Como ensina o ministro do Otimismo, Luiz Gushiken, tudo tem seu lado positivo. Lula ficou decepcionado com o parceiro Roberto Jefferson. Em compensação, já não precisa ouvi-lo cantando "Eu sei que vou te amar".
A grandeza estóica de um Rei
Surpreendido pela prisão do filho Edinho, acusado de envolvimento com traficantes de drogas, Pelé reagiu com a grandeza estóica de um rei. Duda Mendonça teria sacado do celular para pedir socorro ao ministro da Justiça. Pelé não é Duda. É Pelé, que se afastou temporariamente do trono para reassumir a identidade anunciada na certidão de batismo.
Dias antes, Pelé viajara para o exterior. Quem regressou a Santos foi o cidadão Edson Arantes do Nascimento. Um brasileiro mortal como todos. Um pai abruptamente golpeado pelo drama.
Ainda com as feridas abertas, surgiu pronto para encarar o assunto nos olhos e tratá-lo por meios legais, sem recorrer aos amigos poderosos de Pelé. Enquanto contratava advogados para cuidar do caso, correu ao encontro do filho na cadeia. Abraçou-o em lágrimas. "Vamos sair dessa juntos", prometeu.
"Você não tem culpa nenhuma nisso tudo", ressalvou Edinho, chorando também. Ele conhece o pai, o homem e a lenda. Adivinhou que o maior jogador da história incluiria entre as raízes do problema as ausências provocadas por viagens.
Apesar do que Edinho dissera, foi exatamente o que fez na entrevista que ele próprio convocara. "O trabalho me obrigou a ficar muito tempo longe de casa", lamentou. "Gostaria de ter convivido mais com o garoto. Eu, que fiz tantas campanhas contra o uso de drogas, não notei o que acontecia tão perto de mim".
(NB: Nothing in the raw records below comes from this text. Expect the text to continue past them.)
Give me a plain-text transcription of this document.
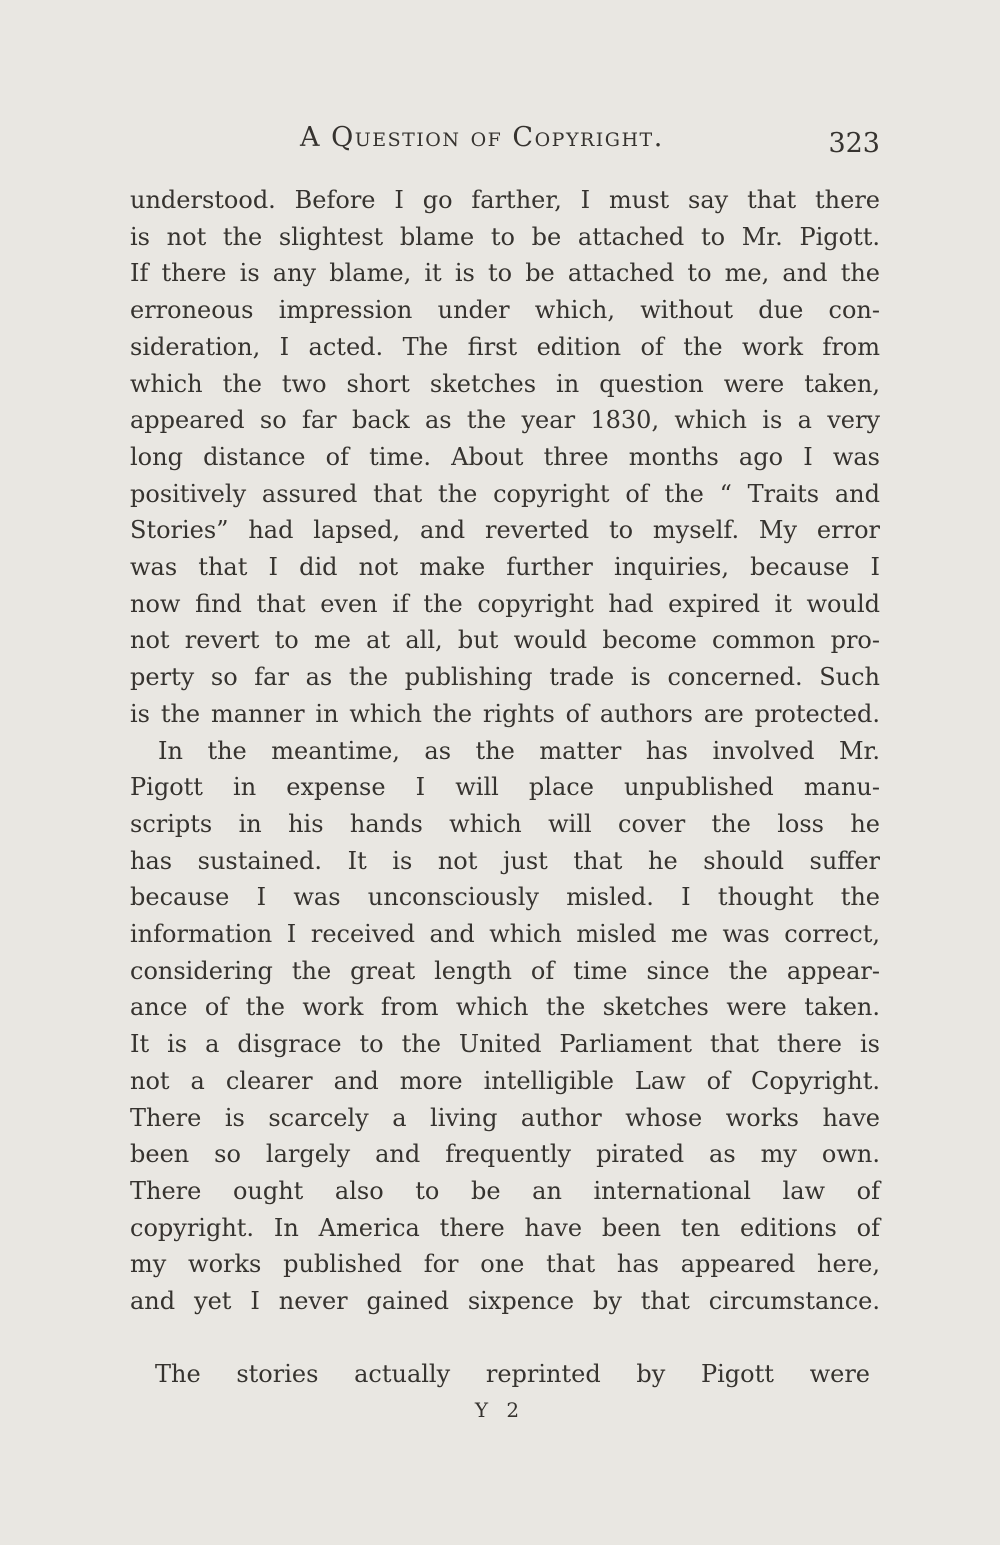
A Question of Copyright.	323
understood. Before I go farther, I must say that there
is not the slightest blame to be attached to Mr. Pigott.
If there is any blame, it is to be attached to me, and the
erroneous impression under which, without due con-
sideration, I acted. The first edition of the work from
which the two short sketches in question were taken,
appeared so far back as the year 1830, which is a very
long distance of time. About three months ago I was
positively assured that the copyright of the “ Traits and
Stories” had lapsed, and reverted to myself. My error
was that I did not make further inquiries, because I
now find that even if the copyright had expired it would
not revert to me at all, but would become common pro-
perty so far as the publishing trade is concerned. Such
is the manner in which the rights of authors are protected.
In the meantime, as the matter has involved Mr.
Pigott in expense I will place unpublished manu-
scripts in his hands which will cover the loss he
has sustained. It is not just that he should suffer
because I was unconsciously misled. I thought the
information I received and which misled me was correct,
considering the great length of time since the appear-
ance of the work from which the sketches were taken.
It is a disgrace to the United Parliament that there is
not a clearer and more intelligible Law of Copyright.
There is scarcely a living author whose works have
been so largely and frequently pirated as my own.
There ought also to be an international law of
copyright. In America there have been ten editions of
my works published for one that has appeared here,
and yet I never gained sixpence by that circumstance.
The stories actually reprinted by Pigott were
Y 2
Entre acessos de choro, nada escondeu. Não tentou transferir culpas, nem se imaginou vítima de conspirações, não responsabilizou terceiros. Reconheceu os pecados do filho, admitiu ter transportado em seu helicóptero o traficante Naldinho.
"Ele é filho do Pitico, um velho amigo", informou. Acredita que Deus decidiu entregar-lhe outra missão difícil. Pretende cumpri-la. Quer tirar Edinho da prisão para interná-lo numa clínica especializada em recuperar dependentes de drogas.
Confrontado com um problema dramático, esse homem soube enfrentá-lo com a coragem e o equilíbrio típicos de reis merecedores do trono. Assim deveriam agir os brasileiros. Assim deveriam agir os chefes de governo. Assim deveria agir Lula da Silva.
Miremo-nos todos no exemplo de Pelé.
O PROPINA é o dono da taça
Apresentado às evidências de que o tesoureiro do PT, Delúbio Soares, comprou o apoio ao governo de deputados do PP e do PL, José Genoino soltou a frase que lhe valeu a taça da semana:
O relacionamento do PT com todos os partidos da base aliada, inclusive o PTB, se assenta em pressupostos políticos e programáticos.
Esse ideário comum deveria ser reunido num Programa Para Identificar Novos Aliados. Ou PROPINA.
Realizar um fórum mundial sobre combate à corrupção no Brasil – e escolher Brasília como sede – equivale a promover um simpósio internacional contra o terrorismo nas cavernas afegãs de Osama Bin Laden.
Bem-vindo seja esse fracasso
O fiasco na Argentina ocorreu na hora exata. Perder por a 1 para os vizinhos sempre talentosos, aliás, nunca foi nenhum fiasco. Mas ficou parecendo, porque a Seleção Brasileira desembarcou em Buenos Aires transpirando autosuficiência. Animados com o bom desempenho no jogo contra o Paraguai, os mais jovens acreditaram numa falácia da imprensa: nasceu um d re am team. Deu no que deu.
O grupo comandado por Parreira reúne todos os trunfos para virar um time dos sonhos e trazer a Copa da Alemanha. Basta escalar a humildade no lugar da arrogância.